Another proposal is the “DAPT holiday” study design, which will apply to a broad population, including stable and unstable patients with planned interruption of DAPT in one arm of the study after a short duration of 1–3 months for a period of up to 6 months. These patients will resume the DAPT thereafter, while the control group will continue with DAPT uninterrupted. These groups can be stratified by risk for bleeding based on existing large registries and available data from the DAPT Study.

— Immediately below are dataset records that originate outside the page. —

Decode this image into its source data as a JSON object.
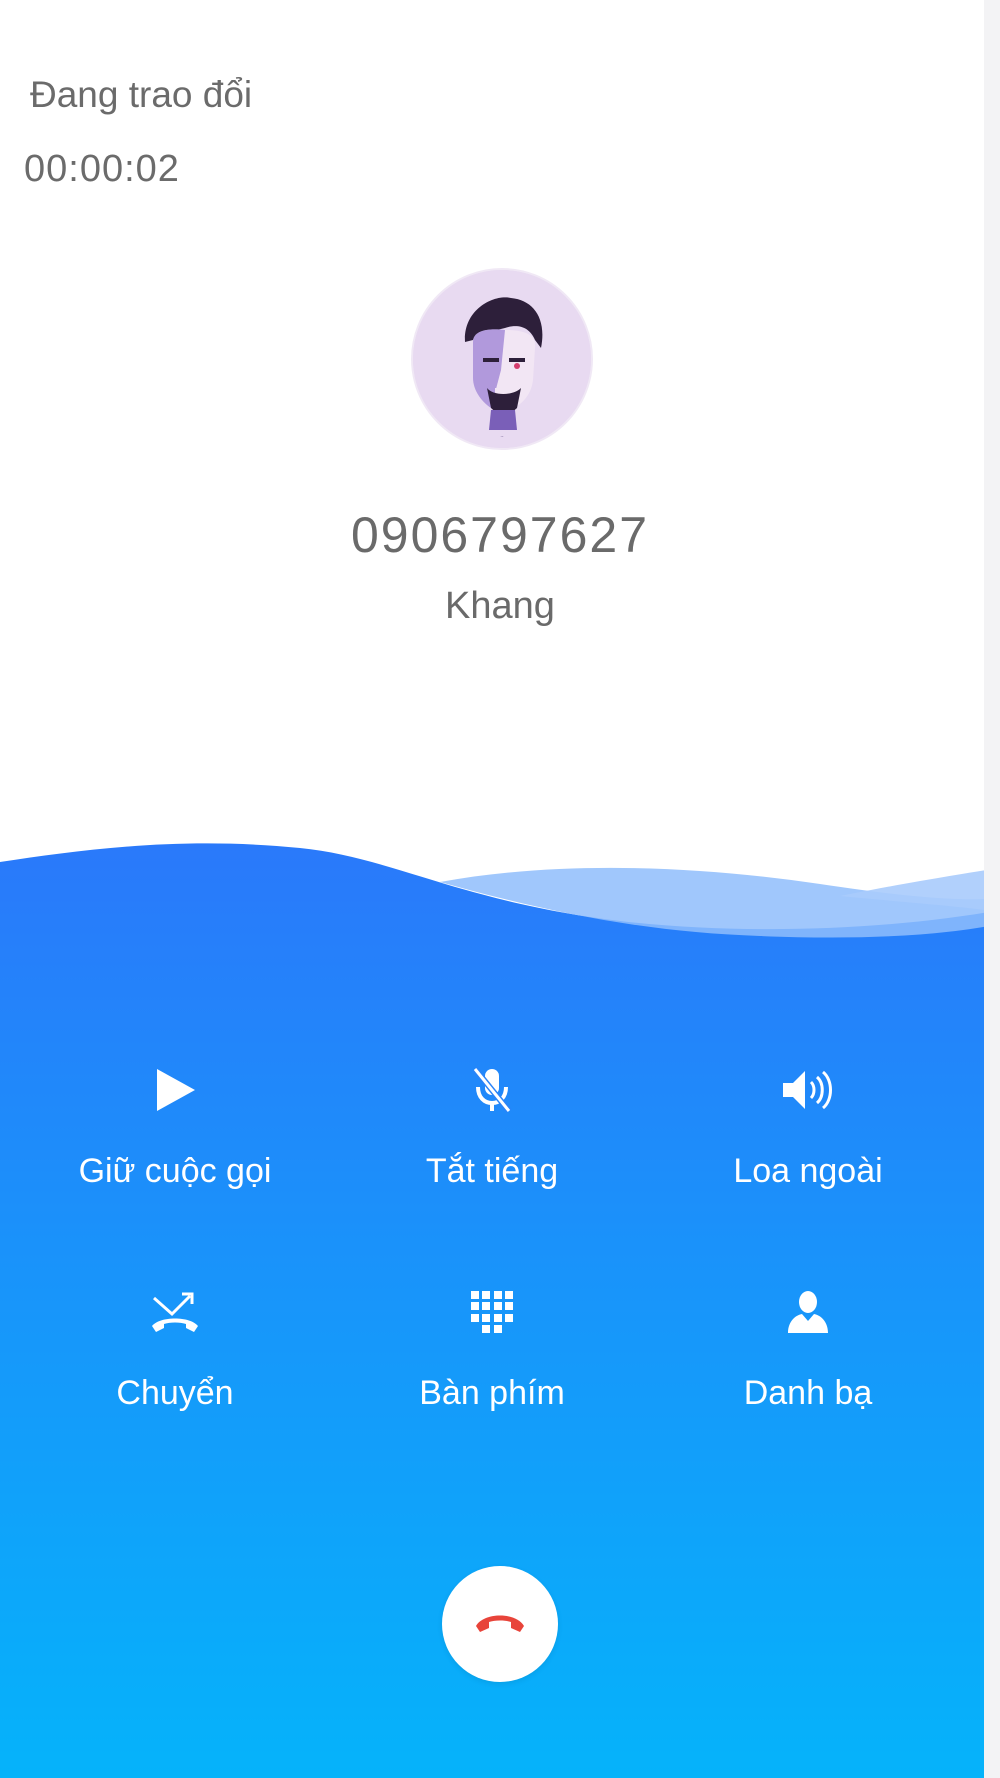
{
  "call": {
    "status": "Đang trao đổi",
    "timer": "00:00:02",
    "phone_number": "0906797627",
    "contact_name": "Khang"
  },
  "controls": [
    {
      "label": "Giữ cuộc gọi",
      "icon": "play-icon"
    },
    {
      "label": "Tắt tiếng",
      "icon": "mic-off-icon"
    },
    {
      "label": "Loa ngoài",
      "icon": "speaker-icon"
    },
    {
      "label": "Chuyển",
      "icon": "call-transfer-icon"
    },
    {
      "label": "Bàn phím",
      "icon": "keypad-icon"
    },
    {
      "label": "Danh bạ",
      "icon": "contact-icon"
    }
  ],
  "end_call": {
    "icon": "hangup-icon"
  },
  "colors": {
    "gradient_top": "#2a7ff8",
    "gradient_bottom": "#05b3fa",
    "hangup_red": "#e8443a",
    "text_gray": "#6b6b6b"
  }
}
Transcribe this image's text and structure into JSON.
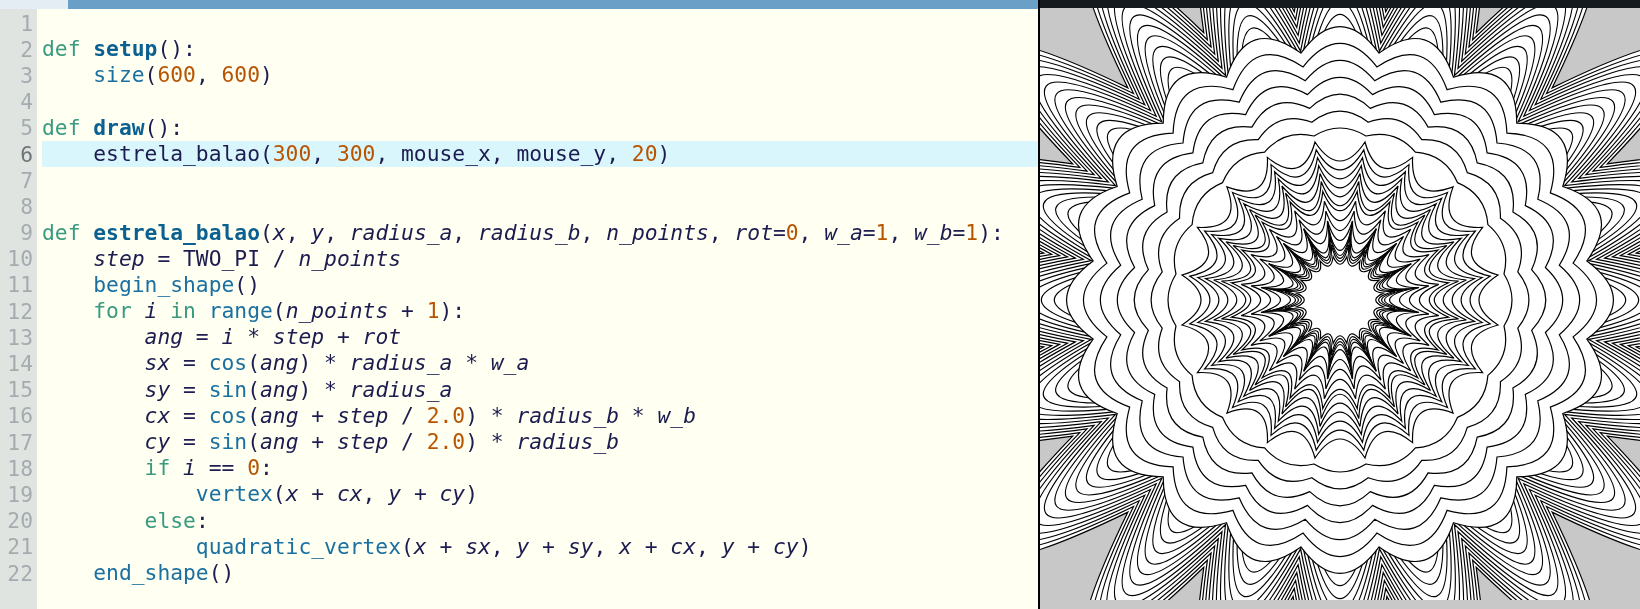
{
  "editor": {
    "lines": [
      {
        "number": "1",
        "selected": false
      },
      {
        "number": "2",
        "selected": false,
        "tokens": [
          {
            "kind": "kw",
            "text": "def"
          },
          {
            "kind": "defname",
            "text": " setup"
          },
          {
            "kind": "plain",
            "text": "():"
          }
        ]
      },
      {
        "number": "3",
        "selected": false,
        "tokens": [
          {
            "kind": "builtin",
            "text": "    size"
          },
          {
            "kind": "plain",
            "text": "("
          },
          {
            "kind": "num",
            "text": "600"
          },
          {
            "kind": "plain",
            "text": ", "
          },
          {
            "kind": "num",
            "text": "600"
          },
          {
            "kind": "plain",
            "text": ")"
          }
        ]
      },
      {
        "number": "4",
        "selected": false
      },
      {
        "number": "5",
        "selected": false,
        "tokens": [
          {
            "kind": "kw",
            "text": "def"
          },
          {
            "kind": "defname",
            "text": " draw"
          },
          {
            "kind": "plain",
            "text": "():"
          }
        ]
      },
      {
        "number": "6",
        "selected": true,
        "tokens": [
          {
            "kind": "plain",
            "text": "    estrela_balao("
          },
          {
            "kind": "num",
            "text": "300"
          },
          {
            "kind": "plain",
            "text": ", "
          },
          {
            "kind": "num",
            "text": "300"
          },
          {
            "kind": "plain",
            "text": ", mouse_x, mouse_y, "
          },
          {
            "kind": "num",
            "text": "20"
          },
          {
            "kind": "plain",
            "text": ")"
          }
        ]
      },
      {
        "number": "7",
        "selected": false
      },
      {
        "number": "8",
        "selected": false
      },
      {
        "number": "9",
        "selected": false,
        "tokens": [
          {
            "kind": "kw",
            "text": "def"
          },
          {
            "kind": "defname",
            "text": " estrela_balao"
          },
          {
            "kind": "plain",
            "text": "("
          },
          {
            "kind": "var",
            "text": "x"
          },
          {
            "kind": "plain",
            "text": ", "
          },
          {
            "kind": "var",
            "text": "y"
          },
          {
            "kind": "plain",
            "text": ", "
          },
          {
            "kind": "var",
            "text": "radius_a"
          },
          {
            "kind": "plain",
            "text": ", "
          },
          {
            "kind": "var",
            "text": "radius_b"
          },
          {
            "kind": "plain",
            "text": ", "
          },
          {
            "kind": "var",
            "text": "n_points"
          },
          {
            "kind": "plain",
            "text": ", "
          },
          {
            "kind": "var",
            "text": "rot"
          },
          {
            "kind": "plain",
            "text": "="
          },
          {
            "kind": "num",
            "text": "0"
          },
          {
            "kind": "plain",
            "text": ", "
          },
          {
            "kind": "var",
            "text": "w_a"
          },
          {
            "kind": "plain",
            "text": "="
          },
          {
            "kind": "num",
            "text": "1"
          },
          {
            "kind": "plain",
            "text": ", "
          },
          {
            "kind": "var",
            "text": "w_b"
          },
          {
            "kind": "plain",
            "text": "="
          },
          {
            "kind": "num",
            "text": "1"
          },
          {
            "kind": "plain",
            "text": "):"
          }
        ]
      },
      {
        "number": "10",
        "selected": false,
        "tokens": [
          {
            "kind": "var",
            "text": "    step"
          },
          {
            "kind": "plain",
            "text": " = TWO_PI / "
          },
          {
            "kind": "var",
            "text": "n_points"
          }
        ]
      },
      {
        "number": "11",
        "selected": false,
        "tokens": [
          {
            "kind": "builtin",
            "text": "    begin_shape"
          },
          {
            "kind": "plain",
            "text": "()"
          }
        ]
      },
      {
        "number": "12",
        "selected": false,
        "tokens": [
          {
            "kind": "kw",
            "text": "    for"
          },
          {
            "kind": "var",
            "text": " i"
          },
          {
            "kind": "kw",
            "text": " in"
          },
          {
            "kind": "builtin",
            "text": " range"
          },
          {
            "kind": "plain",
            "text": "("
          },
          {
            "kind": "var",
            "text": "n_points"
          },
          {
            "kind": "plain",
            "text": " + "
          },
          {
            "kind": "num",
            "text": "1"
          },
          {
            "kind": "plain",
            "text": "):"
          }
        ]
      },
      {
        "number": "13",
        "selected": false,
        "tokens": [
          {
            "kind": "var",
            "text": "        ang"
          },
          {
            "kind": "plain",
            "text": " = "
          },
          {
            "kind": "var",
            "text": "i"
          },
          {
            "kind": "plain",
            "text": " * "
          },
          {
            "kind": "var",
            "text": "step"
          },
          {
            "kind": "plain",
            "text": " + "
          },
          {
            "kind": "var",
            "text": "rot"
          }
        ]
      },
      {
        "number": "14",
        "selected": false,
        "tokens": [
          {
            "kind": "var",
            "text": "        sx"
          },
          {
            "kind": "plain",
            "text": " = "
          },
          {
            "kind": "builtin",
            "text": "cos"
          },
          {
            "kind": "plain",
            "text": "("
          },
          {
            "kind": "var",
            "text": "ang"
          },
          {
            "kind": "plain",
            "text": ") * "
          },
          {
            "kind": "var",
            "text": "radius_a"
          },
          {
            "kind": "plain",
            "text": " * "
          },
          {
            "kind": "var",
            "text": "w_a"
          }
        ]
      },
      {
        "number": "15",
        "selected": false,
        "tokens": [
          {
            "kind": "var",
            "text": "        sy"
          },
          {
            "kind": "plain",
            "text": " = "
          },
          {
            "kind": "builtin",
            "text": "sin"
          },
          {
            "kind": "plain",
            "text": "("
          },
          {
            "kind": "var",
            "text": "ang"
          },
          {
            "kind": "plain",
            "text": ") * "
          },
          {
            "kind": "var",
            "text": "radius_a"
          }
        ]
      },
      {
        "number": "16",
        "selected": false,
        "tokens": [
          {
            "kind": "var",
            "text": "        cx"
          },
          {
            "kind": "plain",
            "text": " = "
          },
          {
            "kind": "builtin",
            "text": "cos"
          },
          {
            "kind": "plain",
            "text": "("
          },
          {
            "kind": "var",
            "text": "ang"
          },
          {
            "kind": "plain",
            "text": " + "
          },
          {
            "kind": "var",
            "text": "step"
          },
          {
            "kind": "plain",
            "text": " / "
          },
          {
            "kind": "num",
            "text": "2.0"
          },
          {
            "kind": "plain",
            "text": ") * "
          },
          {
            "kind": "var",
            "text": "radius_b"
          },
          {
            "kind": "plain",
            "text": " * "
          },
          {
            "kind": "var",
            "text": "w_b"
          }
        ]
      },
      {
        "number": "17",
        "selected": false,
        "tokens": [
          {
            "kind": "var",
            "text": "        cy"
          },
          {
            "kind": "plain",
            "text": " = "
          },
          {
            "kind": "builtin",
            "text": "sin"
          },
          {
            "kind": "plain",
            "text": "("
          },
          {
            "kind": "var",
            "text": "ang"
          },
          {
            "kind": "plain",
            "text": " + "
          },
          {
            "kind": "var",
            "text": "step"
          },
          {
            "kind": "plain",
            "text": " / "
          },
          {
            "kind": "num",
            "text": "2.0"
          },
          {
            "kind": "plain",
            "text": ") * "
          },
          {
            "kind": "var",
            "text": "radius_b"
          }
        ]
      },
      {
        "number": "18",
        "selected": false,
        "tokens": [
          {
            "kind": "kw",
            "text": "        if"
          },
          {
            "kind": "var",
            "text": " i"
          },
          {
            "kind": "plain",
            "text": " == "
          },
          {
            "kind": "num",
            "text": "0"
          },
          {
            "kind": "plain",
            "text": ":"
          }
        ]
      },
      {
        "number": "19",
        "selected": false,
        "tokens": [
          {
            "kind": "builtin",
            "text": "            vertex"
          },
          {
            "kind": "plain",
            "text": "("
          },
          {
            "kind": "var",
            "text": "x"
          },
          {
            "kind": "plain",
            "text": " + "
          },
          {
            "kind": "var",
            "text": "cx"
          },
          {
            "kind": "plain",
            "text": ", "
          },
          {
            "kind": "var",
            "text": "y"
          },
          {
            "kind": "plain",
            "text": " + "
          },
          {
            "kind": "var",
            "text": "cy"
          },
          {
            "kind": "plain",
            "text": ")"
          }
        ]
      },
      {
        "number": "20",
        "selected": false,
        "tokens": [
          {
            "kind": "kw",
            "text": "        else"
          },
          {
            "kind": "plain",
            "text": ":"
          }
        ]
      },
      {
        "number": "21",
        "selected": false,
        "tokens": [
          {
            "kind": "builtin",
            "text": "            quadratic_vertex"
          },
          {
            "kind": "plain",
            "text": "("
          },
          {
            "kind": "var",
            "text": "x"
          },
          {
            "kind": "plain",
            "text": " + "
          },
          {
            "kind": "var",
            "text": "sx"
          },
          {
            "kind": "plain",
            "text": ", "
          },
          {
            "kind": "var",
            "text": "y"
          },
          {
            "kind": "plain",
            "text": " + "
          },
          {
            "kind": "var",
            "text": "sy"
          },
          {
            "kind": "plain",
            "text": ", "
          },
          {
            "kind": "var",
            "text": "x"
          },
          {
            "kind": "plain",
            "text": " + "
          },
          {
            "kind": "var",
            "text": "cx"
          },
          {
            "kind": "plain",
            "text": ", "
          },
          {
            "kind": "var",
            "text": "y"
          },
          {
            "kind": "plain",
            "text": " + "
          },
          {
            "kind": "var",
            "text": "cy"
          },
          {
            "kind": "plain",
            "text": ")"
          }
        ]
      },
      {
        "number": "22",
        "selected": false,
        "tokens": [
          {
            "kind": "builtin",
            "text": "    end_shape"
          },
          {
            "kind": "plain",
            "text": "()"
          }
        ]
      }
    ]
  }
}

Investigators should consider the futility and the economics of such adequately powered mega studies required to answer the question: What is the optimal short DAPT regimen for second-generation DES. It is possible that meanwhile most physicians will adopt personalized medicine strategies regardless of the results of these studies by prescribing a longer duration of DAPT based on the DAPT and PEGASUS trials to their patients who are at low risk for bleed and interrupting DAPT upon bleeding. So for those who still have an appetite for a short DAPT trial, maybe it is time to move on and to focus on identifying who will benefit from a long duration of DAPT, who is at high risk for bleed, and what can be done to reduce bleeding risk while on DAPT.